On Tuesday, however, there were tears and hugs aplenty at Northern Light Mercy Hospital.

Carlene Stevens punched in at Mercy for 43 years, mostly in the ICU. Tuesday was her final shift.

Despite saying she never sought leadership positions, Stevens was the clinical nurse lead—a title about to be handed to Jenn Bayley.

"It's obviously quite an honor, and I hope that I can be half the nurse that she's been; and half the person she's been to this unit," Bayley said.

Stevens stuck with the job through years of staff changes, and of course the COVID-19 pandemic, which arrived in the middle of her five-year plan to retire. By her co-worker's accounts, she remained a critical part of their growth in critical care.

There is a common saying in medicine, that "nurses eat their young." Stevens' protégés have lived a different experience.

"I think we all aspire to be her, because she is literally the example of nursing leadership," Bayley said.

Jordynne Copp came to Stevens as a "baby nurse," fresh out of college. She had since risen to the ICU's nurse educator.

"Carlene is not only the best nurse in this hospital, but she is the most selfless and caring individual that I've ever met in my entire life," Copp said without hesitation.
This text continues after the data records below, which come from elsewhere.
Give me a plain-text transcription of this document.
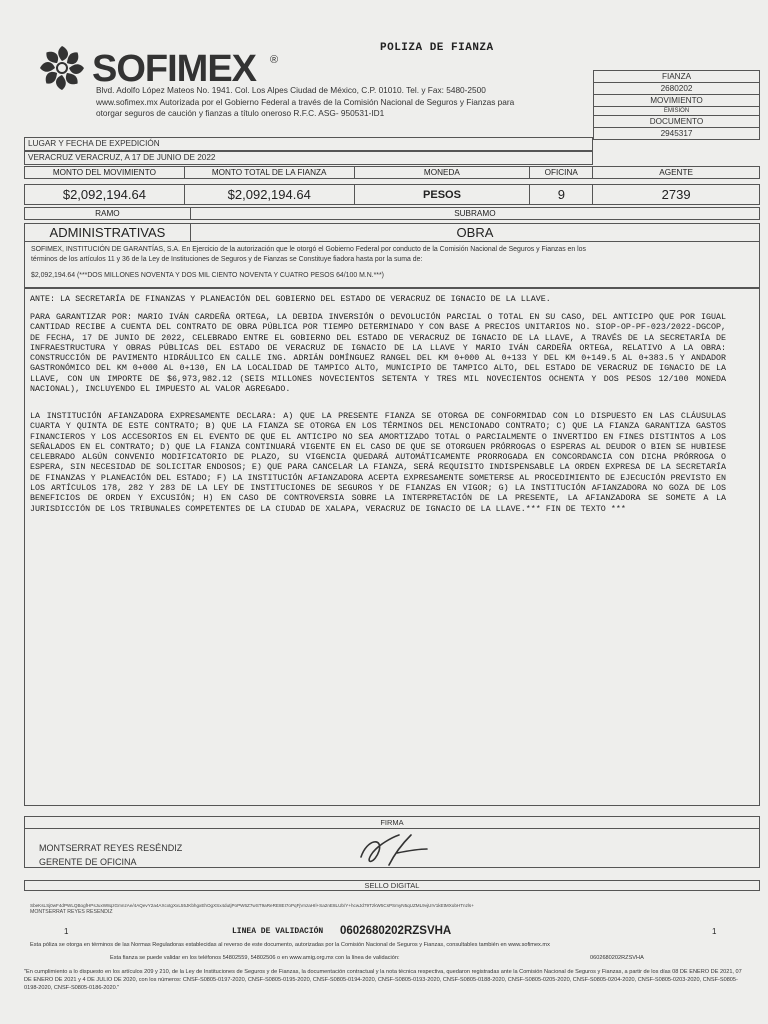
POLIZA DE FIANZA
SOFIMEX ®
Blvd. Adolfo López Mateos No. 1941. Col. Los Alpes Ciudad de México, C.P. 01010. Tel. y Fax: 5480-2500
www.sofimex.mx Autorizada por el Gobierno Federal a través de la Comisión Nacional de Seguros y Fianzas para
otorgar seguros de caución y fianzas a título oneroso R.F.C. ASG- 950531-ID1
FIANZA
2680202
MOVIMIENTO
EMISION
DOCUMENTO
2945317
LUGAR Y FECHA DE EXPEDICIÓN
VERACRUZ VERACRUZ, A 17 DE JUNIO DE 2022
MONTO DEL MOVIMIENTO	MONTO TOTAL DE LA FIANZA	MONEDA	OFICINA	AGENTE
$2,092,194.64	$2,092,194.64	PESOS	9	2739
RAMO	SUBRAMO
ADMINISTRATIVAS	OBRA
SOFIMEX, INSTITUCIÓN DE GARANTÍAS, S.A. En Ejercicio de la autorización que le otorgó el Gobierno Federal por conducto de la Comisión Nacional de Seguros y Fianzas en los
términos de los artículos 11 y 36 de la Ley de Instituciones de Seguros y de Fianzas se Constituye fiadora hasta por la suma de:
$2,092,194.64 (***DOS MILLONES NOVENTA Y DOS MIL CIENTO NOVENTA Y CUATRO PESOS 64/100 M.N.***)
ANTE: LA SECRETARÍA DE FINANZAS Y PLANEACIÓN DEL GOBIERNO DEL ESTADO DE VERACRUZ DE IGNACIO DE LA LLAVE.
PARA GARANTIZAR POR: MARIO IVÁN CARDEÑA ORTEGA, LA DEBIDA INVERSIÓN O DEVOLUCIÓN PARCIAL O TOTAL EN SU CASO, DEL ANTICIPO QUE POR IGUAL CANTIDAD RECIBE A CUENTA DEL CONTRATO DE OBRA PÚBLICA POR TIEMPO DETERMINADO Y CON BASE A PRECIOS UNITARIOS NO. SIOP-OP-PF-023/2022-DGCOP, DE FECHA, 17 DE JUNIO DE 2022, CELEBRADO ENTRE EL GOBIERNO DEL ESTADO DE VERACRUZ DE IGNACIO DE LA LLAVE, A TRAVÉS DE LA SECRETARÍA DE INFRAESTRUCTURA Y OBRAS PÚBLICAS DEL ESTADO DE VERACRUZ DE IGNACIO DE LA LLAVE Y MARIO IVÁN CARDEÑA ORTEGA, RELATIVO A LA OBRA: CONSTRUCCIÓN DE PAVIMENTO HIDRÁULICO EN CALLE ING. ADRIÁN DOMÍNGUEZ RANGEL DEL KM 0+000 AL 0+133 Y DEL KM 0+149.5 AL 0+383.5 Y ANDADOR GASTRONÓMICO DEL KM 0+000 AL 0+130, EN LA LOCALIDAD DE TAMPICO ALTO, MUNICIPIO DE TAMPICO ALTO, DEL ESTADO DE VERACRUZ DE IGNACIO DE LA LLAVE, CON UN IMPORTE DE $6,973,982.12 (SEIS MILLONES NOVECIENTOS SETENTA Y TRES MIL NOVECIENTOS OCHENTA Y DOS PESOS 12/100 MONEDA NACIONAL), INCLUYENDO EL IMPUESTO AL VALOR AGREGADO.
LA INSTITUCIÓN AFIANZADORA EXPRESAMENTE DECLARA: A) QUE LA PRESENTE FIANZA SE OTORGA DE CONFORMIDAD CON LO DISPUESTO EN LAS CLÁUSULAS CUARTA Y QUINTA DE ESTE CONTRATO; B) QUE LA FIANZA SE OTORGA EN LOS TÉRMINOS DEL MENCIONADO CONTRATO; C) QUE LA FIANZA GARANTIZA GASTOS FINANCIEROS Y LOS ACCESORIOS EN EL EVENTO DE QUE EL ANTICIPO NO SEA AMORTIZADO TOTAL O PARCIALMENTE O INVERTIDO EN FINES DISTINTOS A LOS SEÑALADOS EN EL CONTRATO; D) QUE LA FIANZA CONTINUARÁ VIGENTE EN EL CASO DE QUE SE OTORGUEN PRÓRROGAS O ESPERAS AL DEUDOR O BIEN SE HUBIESE CELEBRADO ALGÚN CONVENIO MODIFICATORIO DE PLAZO, SU VIGENCIA QUEDARÁ AUTOMÁTICAMENTE PRORROGADA EN CONCORDANCIA CON DICHA PRÓRROGA O ESPERA, SIN NECESIDAD DE SOLICITAR ENDOSOS; E) QUE PARA CANCELAR LA FIANZA, SERÁ REQUISITO INDISPENSABLE LA ORDEN EXPRESA DE LA SECRETARÍA DE FINANZAS Y PLANEACIÓN DEL ESTADO; F) LA INSTITUCIÓN AFIANZADORA ACEPTA EXPRESAMENTE SOMETERSE AL PROCEDIMIENTO DE EJECUCIÓN PREVISTO EN LOS ARTÍCULOS 178, 282 Y 283 DE LA LEY DE INSTITUCIONES DE SEGUROS Y DE FIANZAS EN VIGOR; G) LA INSTITUCIÓN AFIANZADORA NO GOZA DE LOS BENEFICIOS DE ORDEN Y EXCUSIÓN; H) EN CASO DE CONTROVERSIA SOBRE LA INTERPRETACIÓN DE LA PRESENTE, LA AFIANZADORA SE SOMETE A LA JURISDICCIÓN DE LOS TRIBUNALES COMPETENTES DE LA CIUDAD DE XALAPA, VERACRUZ DE IGNACIO DE LA LLAVE.*** FIN DE TEXTO ***
FIRMA
MONTSERRAT REYES RESÉNDIZ
GERENTE DE OFICINA
SELLO DIGITAL
SbeKsLSj0wF4dPWLQBogfHPsJuxW8qzGmnzAe/4AQevY2a4AXcxtgXxL55JKbhgxEhOgXSx4dutjPoPW6Z7wST9aReRE8EI7oPqFjVnzaHIl+Sa2nE8LUb/Y+hcwJd79TzkW5CsPSmyN5qUZML9vjUIV1kEtMXobHTnzls+
MONTSERRAT REYES RESENDIZ
1	LINEA DE VALIDACIÓN 0602680202RZSVHA	1
Esta póliza se otorga en términos de las Normas Reguladoras establecidas al reverso de este documento, autorizadas por la Comisión Nacional de Seguros y Fianzas, consultables también en www.sofimex.mx
Esta fianza se puede validar en los teléfonos 54802559, 54802506 o en www.amig.org.mx con la línea de validación:	0602680202RZSVHA
"En cumplimiento a lo dispuesto en los artículos 209 y 210, de la Ley de Instituciones de Seguros y de Fianzas, la documentación contractual y la nota técnica respectiva, quedaron registradas ante la Comisión Nacional de Seguros y Fianzas, a partir de los días 08 DE ENERO DE 2021, 07 DE ENERO DE 2021 y 4 DE JULIO DE 2020, con los números: CNSF-S0805-0197-2020, CNSF-S0805-0195-2020, CNSF-S0805-0194-2020, CNSF-S0805-0193-2020, CNSF-S0805-0188-2020, CNSF-S0805-0205-2020, CNSF-S0805-0204-2020, CNSF-S0805-0203-2020, CNSF-S0805-0198-2020, CNSF-S0805-0186-2020."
"I do hope that the people that work alongside of me would think that I treat them with the same level of kindness that I extended to patients and families, and everybody that I came into contact with," Stevens said.

Despite the flood of hugs from co-workers, past and present, she was determined to be productive to the final hour.

"I have one more evaluation to do," she said, referring to nurse evaluations—a job for the clinical nurse lead who was not yet ready to relinquish the title.

The ICU was, thankfully, slow Tuesday morning. So, Stevens and a young nurse pulled chairs into a unused bay.

"I guess we can say that I saved the best for last," she smiled at the nurse.

"Alright, what should we start with?" Stevens turned over a page and began her final evaluation.